Bu nedenle oyunun kilit noktasında duran tek parti MHP.
RTE’nin tüm dış politika girişimlerinin ardında MHP’yi siyasi ve
ideolojik olarak çökertmek yatıyor aslında. Yoksa bu dış
girişimlerden elde edeceği hiçbir şey gözükmüyor. Var da ben mi
göremiyorum!? Bakın:
1) Suriye’deki Türkmenlerin büyük koruyuculuğuna soyunması da..

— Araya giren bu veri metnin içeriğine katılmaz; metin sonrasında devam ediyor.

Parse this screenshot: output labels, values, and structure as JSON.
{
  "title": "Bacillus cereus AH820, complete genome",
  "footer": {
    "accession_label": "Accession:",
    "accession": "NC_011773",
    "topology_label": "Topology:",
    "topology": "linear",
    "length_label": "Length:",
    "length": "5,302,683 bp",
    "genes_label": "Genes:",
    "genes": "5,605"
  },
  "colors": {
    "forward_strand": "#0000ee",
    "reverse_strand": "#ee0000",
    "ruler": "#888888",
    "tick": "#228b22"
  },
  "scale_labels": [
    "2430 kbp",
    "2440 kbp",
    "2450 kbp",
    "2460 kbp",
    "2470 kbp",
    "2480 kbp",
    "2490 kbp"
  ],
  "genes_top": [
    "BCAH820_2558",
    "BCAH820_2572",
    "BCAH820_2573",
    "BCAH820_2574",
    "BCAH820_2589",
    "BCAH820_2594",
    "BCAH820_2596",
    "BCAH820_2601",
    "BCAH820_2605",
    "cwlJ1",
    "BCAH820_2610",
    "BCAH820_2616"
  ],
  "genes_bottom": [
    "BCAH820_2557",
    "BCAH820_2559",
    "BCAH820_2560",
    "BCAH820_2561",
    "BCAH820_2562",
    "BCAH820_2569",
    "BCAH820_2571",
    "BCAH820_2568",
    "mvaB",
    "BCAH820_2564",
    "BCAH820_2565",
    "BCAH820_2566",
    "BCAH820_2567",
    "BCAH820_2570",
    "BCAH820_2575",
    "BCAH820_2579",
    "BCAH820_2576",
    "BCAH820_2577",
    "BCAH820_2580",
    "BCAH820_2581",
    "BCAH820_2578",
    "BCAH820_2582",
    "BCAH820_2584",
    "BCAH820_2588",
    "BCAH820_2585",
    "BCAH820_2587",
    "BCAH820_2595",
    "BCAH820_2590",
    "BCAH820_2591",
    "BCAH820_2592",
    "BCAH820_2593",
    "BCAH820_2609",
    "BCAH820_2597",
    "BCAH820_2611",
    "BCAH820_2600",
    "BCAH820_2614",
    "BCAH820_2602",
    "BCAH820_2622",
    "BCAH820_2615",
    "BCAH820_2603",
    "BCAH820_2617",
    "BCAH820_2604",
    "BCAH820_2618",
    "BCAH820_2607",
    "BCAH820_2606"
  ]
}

(MHP’nin Türkmen duyarlığını kaşıma, elinden alma ve AKP’ye
geçirme...)
2) Rus uçağının vurulması da.. (Hem Rus uçaklarının bölgeye
saldırısına karşı Türkmenleri koruma gösterisi.. MHP’lilerde
geçmişin “Moskof” edebiyatını canlandırma, Çeçen
dayanışması çağrısı vb.)
3) Musul’da askeri birlik bulundurma ve bu birliği takviyeye
girişme de.. (Musul bizimdir bizim olacaktır, fetih
edebiyatı...)
Bütün bunlar, MHP’lilere “yahu MHP diye bir partiye
gerek mi var, nedir o öyle pısırık pısırık oturuyor
yerinde. Hükümet biziz, istediğiniz her şeyi yapma
iktidarı bizdedir, biz milliyetçiyiz, Türkçüyüz, daha ne
istiyorsun, gel katıl bize..” mesajıdır.